A large part of the mussel is buried in the pebbles and sand of the riverbed. Only 1/3 of the 8-9 cm long mussel is visible in the water. The mussel lies on the riverbed and feeds on edible particles which it filters from the river water, hereby cleaning the water in the process. The mussel survives best in places where the water runs swiftly, isn’t too warm and therefore also rich in oxygen.

Why must there also be fish?
In connection with their breeding, the mussels are dependent on having a surrogate mother in the form of either the, on Zealand, very rare minnow, or the freshwater sculpin, which is extinct in Denmark.
The newly hatched mussel larvae attach themselves to the gills of precisely these two species of fish. They remain attached to the gills for 3-4 weeks while they gather enough strength to produce two shells, and then start a new life as real mussels on the bottom of the riverbed. If the larvae do not find a surrogate mother within the first few days after hatching, they will die. Therefore the presence of the sculpin and the minnow is crucial for the thick-shelled river mussels’ spawn development and spawning success. The mussel would go extinct within a few years without these fish.


Are there other mussel species in the Suså river, and why are we not making an effort to protect them?

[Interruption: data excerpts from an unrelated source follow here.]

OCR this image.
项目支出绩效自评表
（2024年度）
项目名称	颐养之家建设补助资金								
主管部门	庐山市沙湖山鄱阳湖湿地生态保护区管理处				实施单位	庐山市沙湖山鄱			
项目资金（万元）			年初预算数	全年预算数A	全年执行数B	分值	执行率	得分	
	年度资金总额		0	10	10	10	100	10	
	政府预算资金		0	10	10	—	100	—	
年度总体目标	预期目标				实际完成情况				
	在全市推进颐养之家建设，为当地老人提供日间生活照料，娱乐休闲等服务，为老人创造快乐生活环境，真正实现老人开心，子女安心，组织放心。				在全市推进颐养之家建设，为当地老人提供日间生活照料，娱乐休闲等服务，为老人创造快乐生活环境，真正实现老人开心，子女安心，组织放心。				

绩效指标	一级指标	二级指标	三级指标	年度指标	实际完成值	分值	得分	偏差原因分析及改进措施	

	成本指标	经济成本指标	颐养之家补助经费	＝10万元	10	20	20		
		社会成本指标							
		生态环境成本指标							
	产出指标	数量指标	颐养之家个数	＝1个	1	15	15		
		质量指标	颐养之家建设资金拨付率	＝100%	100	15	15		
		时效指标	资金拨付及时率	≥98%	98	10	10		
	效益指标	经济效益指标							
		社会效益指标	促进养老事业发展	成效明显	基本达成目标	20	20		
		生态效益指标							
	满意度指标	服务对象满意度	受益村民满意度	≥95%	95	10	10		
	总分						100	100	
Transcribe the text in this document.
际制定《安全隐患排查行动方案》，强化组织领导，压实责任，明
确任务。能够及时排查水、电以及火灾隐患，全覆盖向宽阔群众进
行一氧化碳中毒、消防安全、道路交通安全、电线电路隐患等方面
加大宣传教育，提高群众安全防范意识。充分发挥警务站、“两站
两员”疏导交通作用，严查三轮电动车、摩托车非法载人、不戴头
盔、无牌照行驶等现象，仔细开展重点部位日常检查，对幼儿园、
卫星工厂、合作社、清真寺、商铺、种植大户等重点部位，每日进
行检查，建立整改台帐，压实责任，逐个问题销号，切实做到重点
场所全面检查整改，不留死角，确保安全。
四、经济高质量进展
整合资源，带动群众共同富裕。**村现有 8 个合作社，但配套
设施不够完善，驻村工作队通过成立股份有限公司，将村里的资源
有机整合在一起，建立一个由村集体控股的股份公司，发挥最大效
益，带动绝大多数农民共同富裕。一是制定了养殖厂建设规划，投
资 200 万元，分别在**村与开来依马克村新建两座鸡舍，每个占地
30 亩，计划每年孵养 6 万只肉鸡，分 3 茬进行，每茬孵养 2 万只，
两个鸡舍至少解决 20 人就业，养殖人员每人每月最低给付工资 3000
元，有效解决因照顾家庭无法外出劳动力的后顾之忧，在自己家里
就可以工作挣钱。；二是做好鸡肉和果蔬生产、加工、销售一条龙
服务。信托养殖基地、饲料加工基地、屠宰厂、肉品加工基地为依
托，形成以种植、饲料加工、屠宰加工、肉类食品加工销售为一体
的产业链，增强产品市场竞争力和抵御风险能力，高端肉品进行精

There are many other mussel species in the Suså river. They exist in greater numbers than the river mussel, and are therefore not in need of the same publicity. There are several sub species within the river mussel family. There is the swollen river mussel (Unio tumidus) and the painter’s mussel (Unio pictorum), which also live in the Suså. Besides the river mussels, there are also the duck mussel (Anodanta anatine; synonym A. piscinalis), the swan mussel (Anodanta cygnea) and the zebra mussel (Dreissena polymorpha).